Getting deeper requires a look at the docstring:

def map(func_string, *args, **kwargs):
    """Apply a function to a set of ndarrays.

    Args:
      func_string (str): The function to apply to the arrays, as a string (see
                   below for examples).
      data (dict): Map of string names to ndarrays or scalars.
      axis_names (list): List of string names by which each axis is referenced
                   in func_string.
      shape:       The shape of the computation. If None, the broadcast shape
                   of all data arrays is used.
      func_name (str): Name of the function, for debugging purposes.
      extra_code (str): Additional code to be included at global scope.
      block_shape: The 2D shape of the thread block (y,x) with which the kernel
                   is launched.
                   This is a performance tuning parameter.
                   If NULL, a heuristic is used to select the block shape.
                   Changes to this parameter do _not_ require re-compilation of
                   the kernel.
      block_axes:  List of axis indices (or names) specifying the 2 computation
                   axes to which the thread block (y,x) is mapped.
                   This is a performance tuning parameter.
                   If NULL, a heuristic is used to select the block axes.
                   Values may be negative for reverse indexing.
                   Changes to this parameter _do_ require re-compilation of the
                   kernel.

    Note:
        Only GPU computation is currently supported.

    Examples::

      # Add two arrays together
      bf.map("c = a + b", {'c': c, 'a': a, 'b': b})

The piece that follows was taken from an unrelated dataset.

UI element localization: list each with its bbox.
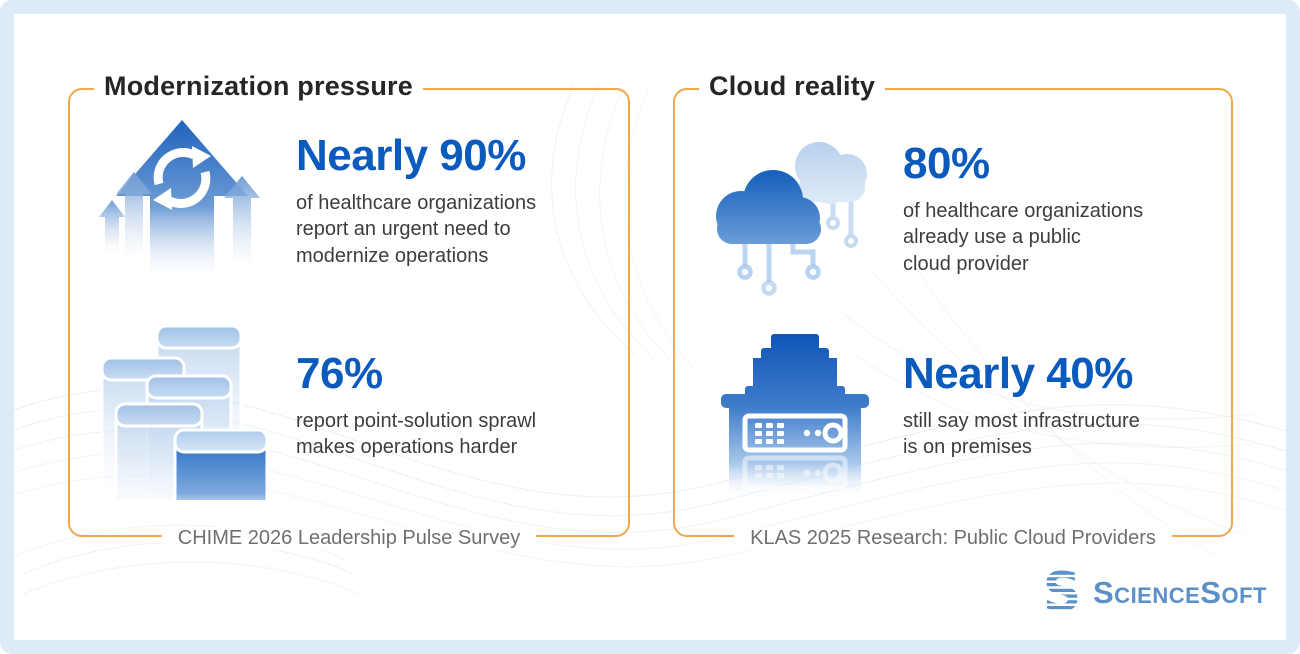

      # Compute outer product of two arrays
      bf.map("c(i,j) = a(i) * b(j)",
             {'c': c, 'a': a, 'b': b},
             axis_names=('i','j'))

      # Split the components of a complex array
      bf.map("a = c.real; b = c.imag", {'c': c, 'a': a, 'b': b})

      # Raise an array to a scalar power
      bf.map("c = pow(a, p)", {'c': c, 'a': a, 'p': 2.0})

      # Slice an array with a scalar index
      bf.map("c(i) = a(i,k)", {'c': c, 'a': a, 'k': 7}, ['i'], shape=c.shape)
    """

Let’s look a bit closer at that outer product example. Here, by convention of summation notation, the indexes ‘i’, ‘j’ on the two arrays A and B, create an outer product. A full example:

import bifrost as bf

# Create two arrays on the GPU, A and B, and an empty output C
a = bf.ndarray([1,2,3,4,5], space='cuda')
b = bf.ndarray([1,0,1,0,1], space='cuda')
c = bf.ndarray(np.zeros((5, 5)), space='cuda')

# Compute outer product
bf.map("c(i,j) = a(i) * b(j)",
       axis_names=['i', 'j'],
       data={'c': c, 'a': a, 'b': b})
print c

# ndarray([[ 1.,  0.,  1.,  0.,  1.],
#          [ 2.,  0.,  2.,  0.,  2.],
#          [ 3.,  0.,  3.,  0.,  3.],
#          [ 4.,  0.,  4.,  0.,  4.],
#          [ 5.,  0.,  5.,  0.,  5.]])

The first example of c = a + b could also be written more explicitly as:

bf.map("c(i) = a(i) + b(i)", axis_names=['i'], data={'c': c, 'a': a, 'b': b})

Note, however, that implicit indexing should be preferred where possible, as explicit indexing may exhibit worse performance.